We’re talking firsts this month. Because I’ve made this crazy writing gig my fulltime job, I thought I’d dedicate this post to first jobs.
Our writing is shaped by our life experiences, work history included. My first job was at age sixteen, between my junior and senior years of high school. I worked as a stock girl (back then we didn’t know about gender-neutral job descriptions) for a discount drugstore in Roseville, Michigan (a suburb of Detroit). I didn’t like it much (the job, not Detroit). It was mindless, boring, surprisingly physical, and there was little to no interaction with customers or coworkers. If nothing else, it strengthened my college goals.

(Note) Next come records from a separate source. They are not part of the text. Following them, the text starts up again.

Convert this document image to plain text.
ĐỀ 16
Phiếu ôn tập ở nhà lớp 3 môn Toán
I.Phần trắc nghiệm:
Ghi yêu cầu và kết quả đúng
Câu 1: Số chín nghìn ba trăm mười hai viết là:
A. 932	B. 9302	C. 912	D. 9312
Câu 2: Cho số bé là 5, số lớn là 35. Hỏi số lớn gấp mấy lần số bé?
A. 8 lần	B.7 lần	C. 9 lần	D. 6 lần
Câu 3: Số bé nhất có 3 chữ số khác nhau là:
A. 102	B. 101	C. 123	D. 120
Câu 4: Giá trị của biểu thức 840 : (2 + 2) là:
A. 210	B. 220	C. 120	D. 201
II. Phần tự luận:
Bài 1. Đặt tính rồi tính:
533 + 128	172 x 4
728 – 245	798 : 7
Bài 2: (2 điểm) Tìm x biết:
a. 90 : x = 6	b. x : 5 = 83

Post-bachelor’s-degree, my first real job was as an interpreter for a French engineering company that was installing a painting system for Ford. I wore a hard-hat, steel-toe boots, and got paid to interpret whenever the French experts had something to say to the American installers. It was actually pretty fun. I had just returned home after having spent a post-college
year studying in France. Although I was only hired for the project itself—lasting only three or four months, if my memory serves correctly—it felt rewarding to use my French for a job. The two engineers with whom I worked were wonderful, and I had this amazing peek at life on the floor of the Ford factory. Loud, hot, dirty, and very few other females are what I remember most. Not that I was sweating it out “on the floor” for eight hours a day. The two Frenchmen and I had the luxury of retreating to the air-conditioned offices and propping our steel-toed boots up on a desk.
Not long after that project ended, I followed my college roomies out to Los Angeles. There, I got my master’s degree (while waiting tables at night) and later worked as a tour coordinator in the travel industry, a job I held for over ten years.
Speaking of ten, it’s been a decade since I’ve dedicated myself to writing, my favorite job of all—and last, with any luck.